Fieber ist eine Belastung für das erkrankte Kind und seine Eltern. Dennoch sollten Sie Fieber nicht automatisch senken. Studien, in denen der Nutzen fiebersenkender Medikamente untersucht wurde, haben gezeigt: Fiebersenkung kann zwar das Befinden bessern, unterstützt jedoch nicht den Heilprozess.

Der Wunsch, die Körpertemperatur bei Fieber mit Medikamenten oder anderen Maßnahmen zu senken, ist verständlich. Die Zeit, in der das Fieber gesenkt bleibt, kann für Kind und Eltern durchaus erholsam sein. Fieber ist eine natürliche Abwehrreaktion auf schädliche Eindringlinge. Fiebersenkende Medikamente unterdrücken die natürlichen Abwehrvorgänge, die Senkung dient nicht der Bekämpfung der Krankheitsursache. Bakterien und Viren können sich weiter vermehren, und das betroffene Kind weiterhin schwächen. Durch eine Temperatursenkung fühlt sich das Kind besser, und verausgabt sich möglicherweise zu früh.
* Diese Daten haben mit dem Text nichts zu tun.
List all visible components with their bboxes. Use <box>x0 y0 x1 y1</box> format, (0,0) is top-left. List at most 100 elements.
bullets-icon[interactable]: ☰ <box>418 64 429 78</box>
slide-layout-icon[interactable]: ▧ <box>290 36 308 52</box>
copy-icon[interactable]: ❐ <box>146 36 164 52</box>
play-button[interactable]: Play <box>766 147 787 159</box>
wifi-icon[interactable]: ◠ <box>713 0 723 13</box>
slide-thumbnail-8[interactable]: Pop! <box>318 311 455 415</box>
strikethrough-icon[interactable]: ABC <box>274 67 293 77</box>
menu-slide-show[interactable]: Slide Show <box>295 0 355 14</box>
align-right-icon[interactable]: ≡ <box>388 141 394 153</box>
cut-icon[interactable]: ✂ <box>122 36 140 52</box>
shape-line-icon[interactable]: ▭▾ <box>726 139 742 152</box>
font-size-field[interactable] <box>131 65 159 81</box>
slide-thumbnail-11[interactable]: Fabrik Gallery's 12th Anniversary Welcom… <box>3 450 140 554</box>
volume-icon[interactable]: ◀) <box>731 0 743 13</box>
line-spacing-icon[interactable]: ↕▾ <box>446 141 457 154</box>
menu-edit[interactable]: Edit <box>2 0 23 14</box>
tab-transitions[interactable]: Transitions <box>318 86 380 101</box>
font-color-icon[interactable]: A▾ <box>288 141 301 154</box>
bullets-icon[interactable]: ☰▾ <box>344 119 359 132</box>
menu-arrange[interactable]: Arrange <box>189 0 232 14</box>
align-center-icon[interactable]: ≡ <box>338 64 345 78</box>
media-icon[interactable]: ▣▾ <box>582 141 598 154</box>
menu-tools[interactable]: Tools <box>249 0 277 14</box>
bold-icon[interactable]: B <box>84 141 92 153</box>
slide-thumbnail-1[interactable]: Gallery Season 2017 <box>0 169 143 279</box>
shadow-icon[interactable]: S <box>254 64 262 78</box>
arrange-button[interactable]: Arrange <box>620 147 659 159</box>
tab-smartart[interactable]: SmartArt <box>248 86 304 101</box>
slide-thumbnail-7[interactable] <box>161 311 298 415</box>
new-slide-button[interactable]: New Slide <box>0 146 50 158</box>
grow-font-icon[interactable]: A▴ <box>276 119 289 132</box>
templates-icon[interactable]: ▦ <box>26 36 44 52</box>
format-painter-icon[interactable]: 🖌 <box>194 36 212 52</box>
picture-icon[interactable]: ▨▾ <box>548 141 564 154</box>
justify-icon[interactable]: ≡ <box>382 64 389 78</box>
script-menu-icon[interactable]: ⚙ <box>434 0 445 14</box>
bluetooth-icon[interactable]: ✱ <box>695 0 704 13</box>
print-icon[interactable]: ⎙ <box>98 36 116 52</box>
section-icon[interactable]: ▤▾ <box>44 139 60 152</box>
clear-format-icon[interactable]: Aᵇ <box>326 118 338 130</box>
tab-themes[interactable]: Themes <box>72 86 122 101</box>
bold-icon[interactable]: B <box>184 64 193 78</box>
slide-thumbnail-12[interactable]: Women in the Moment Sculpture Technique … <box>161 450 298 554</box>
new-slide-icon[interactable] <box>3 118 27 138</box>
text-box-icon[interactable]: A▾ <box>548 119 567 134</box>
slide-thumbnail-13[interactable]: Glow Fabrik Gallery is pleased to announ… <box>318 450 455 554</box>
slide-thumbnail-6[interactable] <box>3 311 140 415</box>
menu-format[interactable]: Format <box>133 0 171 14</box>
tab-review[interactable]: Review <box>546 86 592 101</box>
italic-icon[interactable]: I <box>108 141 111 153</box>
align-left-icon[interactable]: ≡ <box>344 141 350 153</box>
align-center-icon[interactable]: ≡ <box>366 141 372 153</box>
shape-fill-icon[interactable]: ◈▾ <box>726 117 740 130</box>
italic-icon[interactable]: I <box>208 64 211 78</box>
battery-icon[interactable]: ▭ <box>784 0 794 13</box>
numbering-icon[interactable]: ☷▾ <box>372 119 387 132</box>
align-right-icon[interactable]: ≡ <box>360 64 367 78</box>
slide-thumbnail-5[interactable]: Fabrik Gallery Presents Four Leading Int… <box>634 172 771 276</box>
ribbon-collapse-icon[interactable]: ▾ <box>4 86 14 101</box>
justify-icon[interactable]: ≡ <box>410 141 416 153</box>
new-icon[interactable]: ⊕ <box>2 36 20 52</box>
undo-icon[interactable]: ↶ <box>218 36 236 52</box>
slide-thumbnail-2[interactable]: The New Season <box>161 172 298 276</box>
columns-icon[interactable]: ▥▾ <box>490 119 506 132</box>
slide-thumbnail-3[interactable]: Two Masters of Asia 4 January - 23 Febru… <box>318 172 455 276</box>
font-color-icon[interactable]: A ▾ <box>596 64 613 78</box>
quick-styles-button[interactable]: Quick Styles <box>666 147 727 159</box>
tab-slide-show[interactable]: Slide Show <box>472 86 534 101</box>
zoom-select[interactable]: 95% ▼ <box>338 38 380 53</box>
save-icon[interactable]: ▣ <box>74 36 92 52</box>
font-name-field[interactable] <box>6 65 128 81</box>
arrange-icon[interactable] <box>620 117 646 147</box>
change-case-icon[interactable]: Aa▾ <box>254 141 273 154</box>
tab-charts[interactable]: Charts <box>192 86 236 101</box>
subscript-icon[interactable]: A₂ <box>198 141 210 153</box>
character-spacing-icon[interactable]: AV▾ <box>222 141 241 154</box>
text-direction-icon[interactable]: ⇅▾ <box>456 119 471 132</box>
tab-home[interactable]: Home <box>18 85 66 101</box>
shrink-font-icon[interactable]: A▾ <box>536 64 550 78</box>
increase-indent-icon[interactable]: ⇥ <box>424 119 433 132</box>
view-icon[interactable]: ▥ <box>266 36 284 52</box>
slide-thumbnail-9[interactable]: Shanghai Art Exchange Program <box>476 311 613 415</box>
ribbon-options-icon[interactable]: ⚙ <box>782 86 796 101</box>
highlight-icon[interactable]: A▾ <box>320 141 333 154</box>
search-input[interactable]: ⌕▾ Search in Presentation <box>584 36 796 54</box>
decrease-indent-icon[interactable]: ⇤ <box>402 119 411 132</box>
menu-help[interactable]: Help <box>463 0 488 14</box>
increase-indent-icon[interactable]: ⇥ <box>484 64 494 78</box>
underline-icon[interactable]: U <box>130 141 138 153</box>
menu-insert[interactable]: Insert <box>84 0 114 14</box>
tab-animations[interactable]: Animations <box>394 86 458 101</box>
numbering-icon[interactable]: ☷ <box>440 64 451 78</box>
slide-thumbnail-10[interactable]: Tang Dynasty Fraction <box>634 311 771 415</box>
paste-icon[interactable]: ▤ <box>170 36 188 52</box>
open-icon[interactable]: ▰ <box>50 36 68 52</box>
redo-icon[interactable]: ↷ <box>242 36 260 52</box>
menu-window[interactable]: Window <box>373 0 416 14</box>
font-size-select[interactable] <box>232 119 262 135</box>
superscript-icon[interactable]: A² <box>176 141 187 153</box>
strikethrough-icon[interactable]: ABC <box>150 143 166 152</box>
Studien, in denen der Nutzen fiebersenkender Medikamente untersucht wurde, haben gezeigt: Fiebersenkung kann zwar das Befinden bessern, aber nicht das Endresultat der Erkrankung. Die Senkung bewirkt keine verkürzte Krankheitsdauer und schützt nicht vor Folgekrankheiten.

Fiebersenkung sollte darum nicht automatisch, sondern gezielt in angebrachten Fällen erfolgen.